Equivalente meccanico del calore

La quantità di Lavoro necessaria a produrre una unità di Calore.

L'equivalente meccanico del calore fu un concetto fisico che svolse un ruolo importante nello sviluppo della legge di conservazione dell'energia e per la termodinamica del XIX secolo.

Apparato di Joule per la misura dell'equivalente meccanico del calore.

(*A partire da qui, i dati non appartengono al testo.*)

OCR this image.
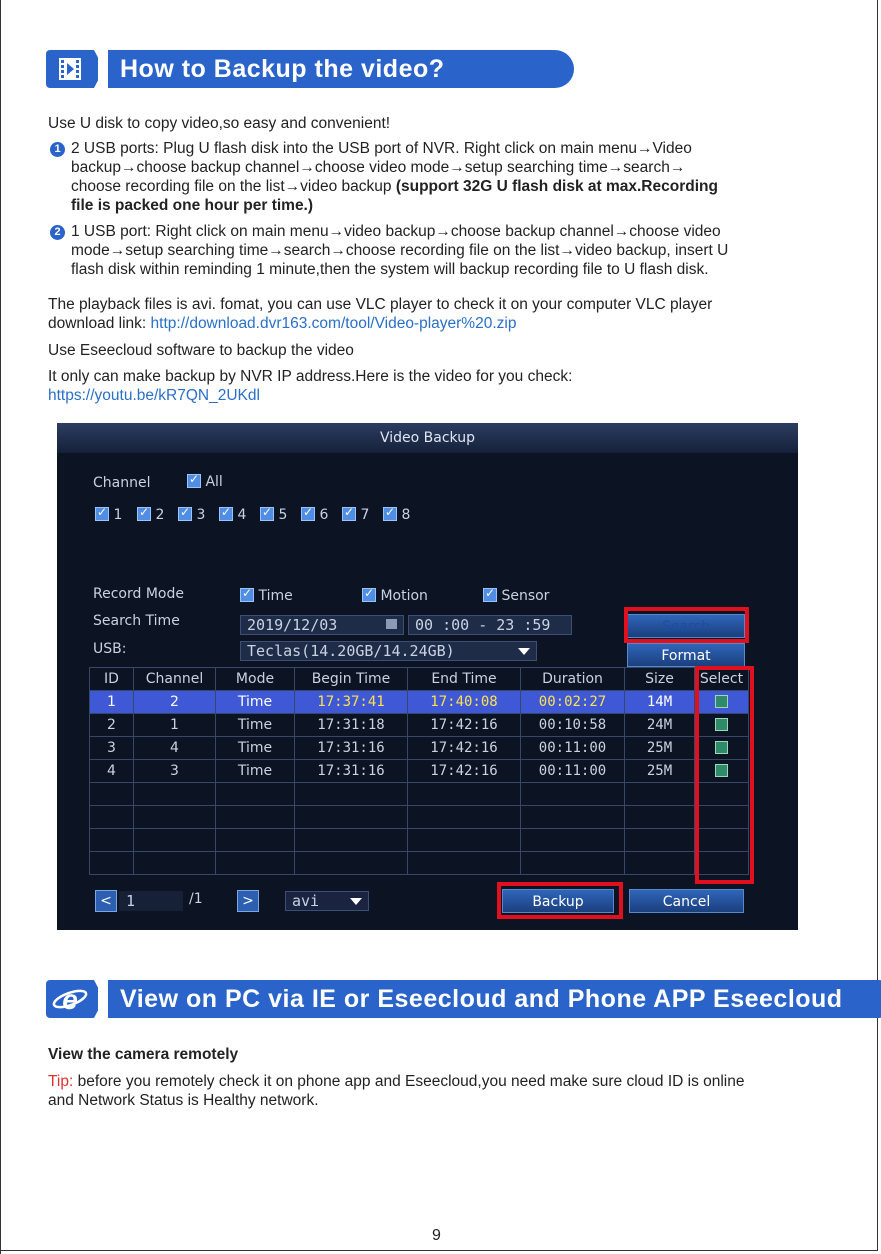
How to Backup the video?
Use U disk to copy video,so easy and convenient!
1 2 USB ports: Plug U flash disk into the USB port of NVR. Right click on main menu→Video
backup→choose backup channel→choose video mode→setup searching time→search→
choose recording file on the list→video backup (support 32G U flash disk at max.Recording
file is packed one hour per time.)
2 1 USB port: Right click on main menu→video backup→choose backup channel→choose video
mode→setup searching time→search→choose recording file on the list→video backup, insert U
flash disk within reminding 1 minute,then the system will backup recording file to U flash disk.
The playback files is avi. fomat, you can use VLC player to check it on your computer VLC player
download link: http://download.dvr163.com/tool/Video-player%20.zip
Use Eseecloud software to backup the video
It only can make backup by NVR IP address.Here is the video for you check:
https://youtu.be/kR7QN_2UKdl
Video Backup
Channel ✓	All
✓ 1 ✓	2 ✓	3 ✓	4 ✓	5 ✓	6 ✓	7 ✓	8
Record Mode ✓	Time ✓	Motion ✓	Sensor
Search Time	2019/12/03	00 :00 - 23 :59	Search
USB:	Teclas(14.20GB/14.24GB)	Format
ID	Channel	Mode	Begin Time	End Time	Duration	Size	Select
1	2	Time	17:37:41	17:40:08	00:02:27	14M	
2	1	Time	17:31:18	17:42:16	00:10:58	24M	
3	4	Time	17:31:16	17:42:16	00:11:00	25M	
4	3	Time	17:31:16	17:42:16	00:11:00	25M	

< 1	/1	>	avi	Backup	Cancel
e	View on PC via IE or Eseecloud and Phone APP Eseecloud
View the camera remotely
Tip: before you remotely check it on phone app and Eseecloud,you need make sure cloud ID is online
and Network Status is Healthy network.
9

Il fisico inglese James Prescott Joule, pubblicò nel 1849 un documento intitolato “On the Mechanical Equivalent of Heat” in cui presentava i risultati dei propri esperimenti per determinare l’equivalente meccanico del calore con uno strumento denominato "mulinello di Joule". Tramite una famosa esperienza effettuò una misura precisa dell'equivalente meccanico della caloria,[1] ottenendo un valore molto preciso per quei tempi (anche grazie all'ottima lavorazione dello strumento effettuata dal meccanico aiutante di Joule) pari a 4,155 J/cal.

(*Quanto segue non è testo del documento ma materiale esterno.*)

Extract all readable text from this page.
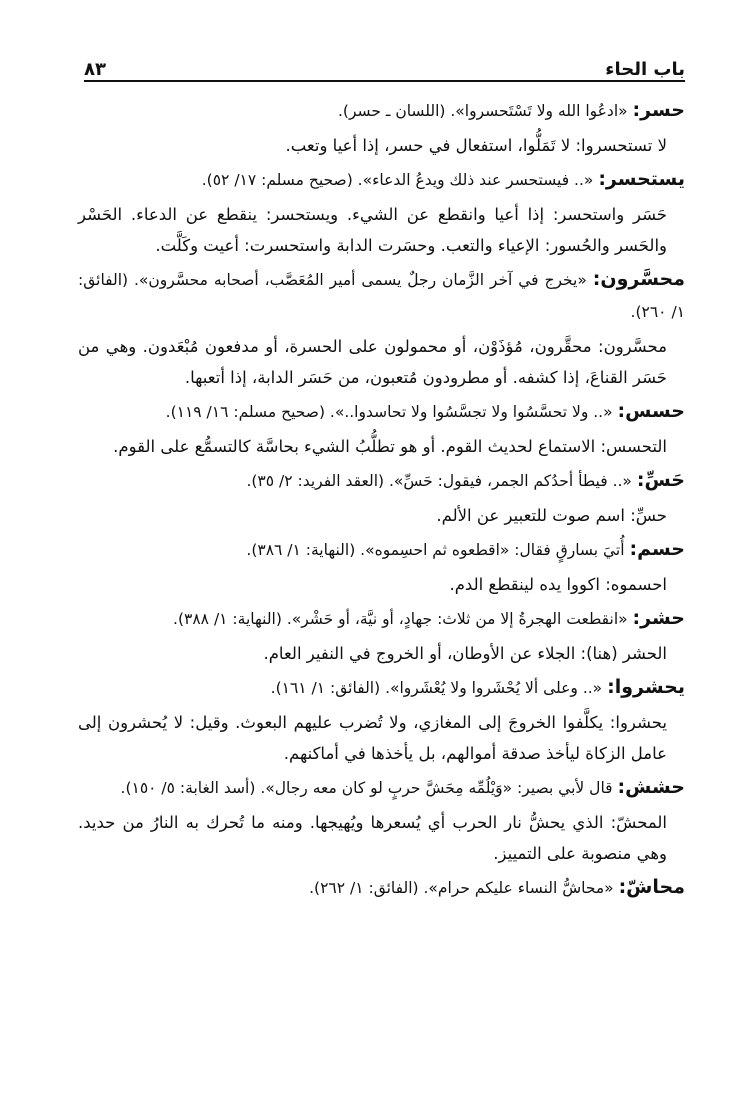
باب الحاء
٨٣

حسر: «ادعُوا الله ولا تَسْتَحسروا». (اللسان ـ حسر).

لا تستحسروا: لا تَمَلُّوا، استفعال في حسر، إذا أعيا وتعب.

يستحسر: «.. فيستحسر عند ذلك ويدعُ الدعاء». (صحيح مسلم: ١٧/ ٥٢).

حَسَر واستحسر: إذا أعيا وانقطع عن الشيء. ويستحسر: ينقطع عن الدعاء. الحَسْر والحَسر والحُسور: الإعياء والتعب. وحسَرت الدابة واستحسرت: أعيت وكَلَّت.

محسَّرون: «يخرج في آخر الزَّمان رجلٌ يسمى أمير المُعَصَّب، أصحابه محسَّرون». (الفائق: ١/ ٢٦٠).

محسَّرون: محقَّرون، مُؤذَوْن، أو محمولون على الحسرة، أو مدفعون مُبْعَدون. وهي من حَسَر القناعَ، إذا كشفه. أو مطرودون مُتعبون، من حَسَر الدابة، إذا أتعبها.

حسس: «.. ولا تحسَّسُوا ولا تجسَّسُوا ولا تحاسدوا..». (صحيح مسلم: ١٦/ ١١٩).

التحسس: الاستماع لحديث القوم. أو هو تطلُّبُ الشيء بحاسَّة كالتسمُّع على القوم.

حَسِّ: «.. فيطأ أحدُكم الجمر، فيقول: حَسِّ». (العقد الفريد: ٢/ ٣٥).

حسِّ: اسم صوت للتعبير عن الألم.

حسم: أُتيَ بسارقٍ فقال: «اقطعوه ثم احسِموه». (النهاية: ١/ ٣٨٦).

احسموه: اكووا يده لينقطع الدم.

حشر: «انقطعت الهجرةُ إلا من ثلاث: جهادٍ، أو نيَّة، أو حَشْر». (النهاية: ١/ ٣٨٨).

الحشر (هنا): الجلاء عن الأوطان، أو الخروج في النفير العام.

يحشروا: «.. وعلى ألا يُحْشَروا ولا يُعْشَروا». (الفائق: ١/ ١٦١).

يحشروا: يكلَّفوا الخروجَ إلى المغازي، ولا تُضرب عليهم البعوث. وقيل: لا يُحشرون إلى عامل الزكاة ليأخذ صدقة أموالهم، بل يأخذها في أماكنهم.

حشش: قال لأبي بصير: «وَيْلُمِّه مِحَشَّ حربٍ لو كان معه رجال». (أسد الغابة: ٥/ ١٥٠).

المحشّ: الذي يحشُّ نار الحرب أي يُسعرها ويُهيجها. ومنه ما تُحرك به النارُ من حديد. وهي منصوبة على التمييز.

محاشّ: «محاشُّ النساء عليكم حرام». (الفائق: ١/ ٢٦٢).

In seguito, tramite altre e più sofisticate esperienze di elettromagnetismo, si pervenne al valore di 4,186 J/cal.

Grazie a queste sperimentazioni Joule dimostrò che calore e lavoro meccanico potevano convertirsi direttamente l'uno nell'altro, mantenendo però costante il loro valore complessivo: nelle macchine idrauliche e meccaniche gli attriti trasformano la potenza meccanica perduta (lavoro) in calore e, viceversa, nelle macchine termiche l'effetto meccanico prodotto (lavoro) deriva da una quantità equivalente di calore. In tal modo Joule cominciò a porre le basi sperimentali del primo principio della termodinamica.

James Prescott Joule nell'articolo “On the Mechanical Equivalent of Heat” del 1849 illustra anche gli studi a lui precedenti.

Conte Rumford

Per lungo tempo è stata favorita l’ipotesi secondo la quale il calore è una forza o una potenza appartenente al corpo stesso, teoria sostenuta dagli esperimenti di Conte Rumford. Egli riuscì a dimostrare che la quantità di calore prodotta forando un cannone non poteva essere attribuita ad un cambio del calore specifico del metallo; e inoltre concluse che il movimento della trivella “comunicava” con le particelle del metallo, producendo il fenomeno del calore. Un altro risultato importante dello stesso scienziato fu la stima della quantità di energia meccanica necessaria per produrre una certa quantità di calore. Facendo riferimento al suo terzo esperimento, egli affermò che "total quantity of ice-cold water which, with the heat actually generated by friction, and accumulated in 2h 30 min , might have been heated 180 °F, or made to boil, 26'58 Ibs.", ovvero che la quantità totale di acqua ghiacciata che potrebbe essere scaldata a 100 °C cioè fatta bollire con il calore generato dall’attrito e accumulato in 2h e 30m, è pari a 26,58 libbre. Quindi il calore necessario per innalzare la temperatura di una libbra di acqua di un grado F (°C = 1/1.8 ) è equivalente all’energia di 1034 foot-pounds.

Humphry Davy

Verso la fine del 1700 lo studioso Humphry Davy pubblicò un documento intitolato “Researches on Heat, Light and Respiration” in cui diede ampia conferma alle conclusioni di Count Rumford. Egli, infatti, strofinando due pezzi di ghiaccio uno contro l’altro nel vuoto generato da un compressore ad aria, notò che essi in parte si sciolsero, nonostante la temperatura fosse stata mantenuta al di sotto del punto di congelamento. Questo esperimento fu decisamente in favore della teoria, dell’immaterialità del calore: Davy affermò che "the immediate cause of the phenomena of heat is motion, and the laws of its communication are precisely the same as the laws of the communication of motion" ovvero che l’immediata causa del fenomeno del calore è il movimento, quindi le sue leggi sono uguali a quelle del moto.

Pierre Louis Dulong

Le ricerche di P.L. Dulong portarono alla seguente affermazione: uguali volumi di tutti i gas, portati alla stessa temperatura, e sottoposti alla stessa pressione, improvvisamente compressi o dilatati alla stessa frazione del loro volume, liberano o assorbono la stessa quantità assoluta di calore. Questa legga è di estrema importanza nel progresso della teoria del calore, perché prova che l’effetto calorifico è, a determinate condizioni, proporzionale all’energia di espansione.

Robert Mayer

Nonostante le precedenti scoperte, il mondo scientifico, ancora convinto dell’ipotesi che il calore fosse una sostanza, all’unanimità negò la possibilità di generare il calore tramite il movimento. Il primo esperimento in cui viene affermato che l’attrito tra i liquidi genera calore fu effettuato nel 1842 da R. Mayer, il quale affermò di aver innalzato la temperatura dell’acqua da 12 °C a 13 °C agitandola, senza però indicare la quantità di energia impiegata.